一方で社内からクラウドサービスに接続したりすることで、社内ネットワークは必ずしも安全!とは
言い切れないことも多くなってきました。今まで企業は強固な防壁を置いて守る
「境界型ネットワーク」を築き上げてきましたが、その境界内から外へ通信できるようになったため
それだけでは十分ではなくなってしまったためです。
サイバー攻撃の高度化
従来型のアンチウイルスソフトの多くは既知のマルウェアを防御するだけのものとなっております。
また、2020年ではマルウェアフリーと呼ばれるファイルなどを使わない攻撃手法が半分以上を占めているとも報告されています。新たなマルウェアを防ぐ→また新たなマルウェアが生まれ攻撃するという繰り返しでは、ただのいたちごっこに過ぎません。

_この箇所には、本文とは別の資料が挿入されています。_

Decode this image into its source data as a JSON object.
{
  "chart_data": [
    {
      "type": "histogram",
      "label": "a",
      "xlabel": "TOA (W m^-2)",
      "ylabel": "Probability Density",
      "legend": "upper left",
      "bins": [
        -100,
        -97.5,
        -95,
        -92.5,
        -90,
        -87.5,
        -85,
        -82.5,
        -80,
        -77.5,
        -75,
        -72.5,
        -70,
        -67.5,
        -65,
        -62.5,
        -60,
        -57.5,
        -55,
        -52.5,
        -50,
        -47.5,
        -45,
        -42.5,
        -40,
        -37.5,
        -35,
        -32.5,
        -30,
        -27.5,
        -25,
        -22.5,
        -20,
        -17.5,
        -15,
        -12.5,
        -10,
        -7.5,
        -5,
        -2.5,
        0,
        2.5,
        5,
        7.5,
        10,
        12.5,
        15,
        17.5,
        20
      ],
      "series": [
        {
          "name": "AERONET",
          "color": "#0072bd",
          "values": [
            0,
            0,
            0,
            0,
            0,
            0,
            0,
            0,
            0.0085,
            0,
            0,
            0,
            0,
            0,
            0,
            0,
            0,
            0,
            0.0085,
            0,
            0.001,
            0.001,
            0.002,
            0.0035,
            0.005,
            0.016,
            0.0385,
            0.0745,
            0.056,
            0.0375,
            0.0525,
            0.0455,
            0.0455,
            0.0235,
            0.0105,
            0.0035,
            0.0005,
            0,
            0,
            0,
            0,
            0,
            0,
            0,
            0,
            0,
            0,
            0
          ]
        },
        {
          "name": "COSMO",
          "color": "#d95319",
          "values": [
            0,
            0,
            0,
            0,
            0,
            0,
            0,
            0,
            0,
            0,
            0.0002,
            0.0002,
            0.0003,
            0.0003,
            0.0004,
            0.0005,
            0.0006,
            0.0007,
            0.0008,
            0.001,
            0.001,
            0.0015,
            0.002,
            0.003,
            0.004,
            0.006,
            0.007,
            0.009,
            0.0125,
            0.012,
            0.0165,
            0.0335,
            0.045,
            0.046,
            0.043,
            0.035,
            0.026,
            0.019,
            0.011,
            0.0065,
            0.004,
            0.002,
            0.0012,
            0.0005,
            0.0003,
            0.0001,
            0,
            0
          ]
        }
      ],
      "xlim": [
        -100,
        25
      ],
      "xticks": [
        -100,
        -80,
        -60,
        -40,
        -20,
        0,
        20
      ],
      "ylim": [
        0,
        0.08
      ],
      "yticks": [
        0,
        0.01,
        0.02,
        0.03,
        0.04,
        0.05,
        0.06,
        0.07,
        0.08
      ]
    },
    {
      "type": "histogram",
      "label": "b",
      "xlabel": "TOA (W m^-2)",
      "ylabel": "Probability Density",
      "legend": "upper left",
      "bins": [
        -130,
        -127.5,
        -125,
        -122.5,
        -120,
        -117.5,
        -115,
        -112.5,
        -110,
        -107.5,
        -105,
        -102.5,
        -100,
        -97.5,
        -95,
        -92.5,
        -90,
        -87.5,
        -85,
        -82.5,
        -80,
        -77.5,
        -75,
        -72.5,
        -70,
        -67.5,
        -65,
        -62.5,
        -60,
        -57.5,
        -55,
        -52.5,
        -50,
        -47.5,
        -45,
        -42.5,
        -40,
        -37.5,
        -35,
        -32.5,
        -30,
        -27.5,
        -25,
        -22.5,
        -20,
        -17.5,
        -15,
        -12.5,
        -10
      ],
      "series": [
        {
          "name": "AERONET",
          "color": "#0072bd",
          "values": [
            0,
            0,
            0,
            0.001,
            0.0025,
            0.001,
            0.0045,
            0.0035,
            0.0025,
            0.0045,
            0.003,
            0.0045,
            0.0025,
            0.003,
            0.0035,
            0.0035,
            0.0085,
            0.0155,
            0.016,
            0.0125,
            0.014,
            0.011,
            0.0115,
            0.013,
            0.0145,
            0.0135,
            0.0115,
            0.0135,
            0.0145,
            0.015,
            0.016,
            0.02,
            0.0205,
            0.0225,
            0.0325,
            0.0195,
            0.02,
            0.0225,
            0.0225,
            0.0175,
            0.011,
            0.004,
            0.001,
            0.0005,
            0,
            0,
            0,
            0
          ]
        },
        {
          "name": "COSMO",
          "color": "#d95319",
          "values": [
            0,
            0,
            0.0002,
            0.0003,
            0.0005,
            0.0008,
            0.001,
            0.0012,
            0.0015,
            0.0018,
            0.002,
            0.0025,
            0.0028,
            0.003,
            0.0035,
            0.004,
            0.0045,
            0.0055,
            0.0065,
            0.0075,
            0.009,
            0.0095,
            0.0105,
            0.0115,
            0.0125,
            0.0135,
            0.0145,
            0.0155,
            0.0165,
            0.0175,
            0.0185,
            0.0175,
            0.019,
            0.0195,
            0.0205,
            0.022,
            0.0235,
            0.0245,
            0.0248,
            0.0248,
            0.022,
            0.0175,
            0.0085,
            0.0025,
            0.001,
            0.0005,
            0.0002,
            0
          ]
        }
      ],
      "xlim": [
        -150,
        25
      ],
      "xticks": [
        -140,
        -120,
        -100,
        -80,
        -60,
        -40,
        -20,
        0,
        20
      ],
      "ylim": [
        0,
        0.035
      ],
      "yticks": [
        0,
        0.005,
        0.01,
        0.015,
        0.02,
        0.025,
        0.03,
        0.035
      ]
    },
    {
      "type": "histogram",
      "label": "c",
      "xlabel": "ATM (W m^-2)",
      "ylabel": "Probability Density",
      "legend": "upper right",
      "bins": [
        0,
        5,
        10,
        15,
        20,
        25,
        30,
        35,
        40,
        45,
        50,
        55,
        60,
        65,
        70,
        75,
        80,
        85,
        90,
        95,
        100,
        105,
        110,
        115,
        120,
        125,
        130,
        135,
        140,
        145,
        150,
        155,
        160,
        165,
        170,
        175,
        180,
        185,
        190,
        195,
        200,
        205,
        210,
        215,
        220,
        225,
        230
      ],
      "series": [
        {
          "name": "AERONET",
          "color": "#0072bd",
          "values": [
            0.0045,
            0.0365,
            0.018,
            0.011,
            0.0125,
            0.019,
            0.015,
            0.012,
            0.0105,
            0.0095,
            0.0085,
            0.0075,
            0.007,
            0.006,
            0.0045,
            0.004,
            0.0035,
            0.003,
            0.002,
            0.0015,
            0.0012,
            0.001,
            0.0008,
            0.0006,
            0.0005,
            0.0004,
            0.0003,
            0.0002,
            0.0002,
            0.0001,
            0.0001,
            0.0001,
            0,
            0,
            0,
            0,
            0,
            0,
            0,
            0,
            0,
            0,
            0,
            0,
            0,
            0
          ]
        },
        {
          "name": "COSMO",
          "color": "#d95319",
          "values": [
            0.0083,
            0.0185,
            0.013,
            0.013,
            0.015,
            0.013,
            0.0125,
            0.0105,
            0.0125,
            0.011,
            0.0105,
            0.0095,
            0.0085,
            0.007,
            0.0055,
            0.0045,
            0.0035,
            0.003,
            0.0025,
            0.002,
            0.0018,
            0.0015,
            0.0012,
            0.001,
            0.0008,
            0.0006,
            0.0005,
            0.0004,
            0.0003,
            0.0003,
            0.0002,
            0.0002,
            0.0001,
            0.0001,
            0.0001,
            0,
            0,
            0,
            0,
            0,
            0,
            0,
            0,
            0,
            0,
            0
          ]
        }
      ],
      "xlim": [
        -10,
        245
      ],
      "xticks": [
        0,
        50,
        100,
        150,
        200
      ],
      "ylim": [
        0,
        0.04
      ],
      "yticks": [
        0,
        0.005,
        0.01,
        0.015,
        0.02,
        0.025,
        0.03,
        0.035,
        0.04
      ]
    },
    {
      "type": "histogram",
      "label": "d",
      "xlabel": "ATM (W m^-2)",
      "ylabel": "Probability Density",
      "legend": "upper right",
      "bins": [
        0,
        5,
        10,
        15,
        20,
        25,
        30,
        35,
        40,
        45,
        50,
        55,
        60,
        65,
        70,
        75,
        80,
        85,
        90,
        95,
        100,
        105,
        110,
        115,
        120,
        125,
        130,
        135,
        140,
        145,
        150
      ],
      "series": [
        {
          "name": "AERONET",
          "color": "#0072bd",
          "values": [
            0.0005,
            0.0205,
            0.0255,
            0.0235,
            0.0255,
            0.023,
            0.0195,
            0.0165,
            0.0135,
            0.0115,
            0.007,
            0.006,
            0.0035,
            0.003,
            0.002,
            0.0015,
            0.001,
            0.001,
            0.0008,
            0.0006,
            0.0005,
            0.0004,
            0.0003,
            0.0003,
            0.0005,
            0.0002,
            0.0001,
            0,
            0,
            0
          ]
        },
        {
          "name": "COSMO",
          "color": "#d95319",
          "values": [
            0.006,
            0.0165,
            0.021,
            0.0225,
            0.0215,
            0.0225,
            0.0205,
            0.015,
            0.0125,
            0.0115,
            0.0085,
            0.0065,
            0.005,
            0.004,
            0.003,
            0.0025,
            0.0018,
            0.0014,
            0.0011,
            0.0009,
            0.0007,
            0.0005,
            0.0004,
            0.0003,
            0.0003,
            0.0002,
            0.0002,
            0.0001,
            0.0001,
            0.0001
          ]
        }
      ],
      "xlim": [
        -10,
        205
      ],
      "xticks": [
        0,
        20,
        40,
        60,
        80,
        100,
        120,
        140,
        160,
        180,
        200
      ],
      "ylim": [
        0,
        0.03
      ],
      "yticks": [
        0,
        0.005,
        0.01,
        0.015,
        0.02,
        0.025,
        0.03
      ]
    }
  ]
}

今までのアンチウイルス対策同様未然に防ぐということに特化するだけではなく、
被害をこれ以上深刻化させないようにEDR(Endpoint Derection and Response)製品を導入したり
アンチウイルス対策とプラスαで考えていくことも大切です。
※代表的なEDR製品は以下となります。
どうやって対応していくか
ゼロトラストに対応しているからこの製品ならなんでも大丈夫、EDR製品を入れていれば大丈夫、
という話ではありません。また、今までの境界型ネットワークが悪くて、ゼロトラストセキュリティが全て良い!ということでもないのです。
最初にも話しましたがゼロトラストセキュリティとは概念であり、
それぞれの領域で安全と思われる策を社内環境を考えながらタイムリーに選定していくことが
非常に重要です。
一方で、マルウェアの仕掛けられたメールのリンクURLやファイルを開いたことにより、
それが社内全体に広がって、機密情報漏洩やランサムウェアによる身代金要求などの被害が出る
ということも数多く存在しています。
最近では、日本企業で1年以内にフィッシングやランサムウェア被害に遭った企業はおよそ50%
であったというデータからも決して他人ごとではありません。
不審なメールは開かない、非公式なソフトウェアはインストールしないという自分の意識で被害を防ぐこともセキュリティの大前提です。常に意識して適切な行動を心掛けていきましょう。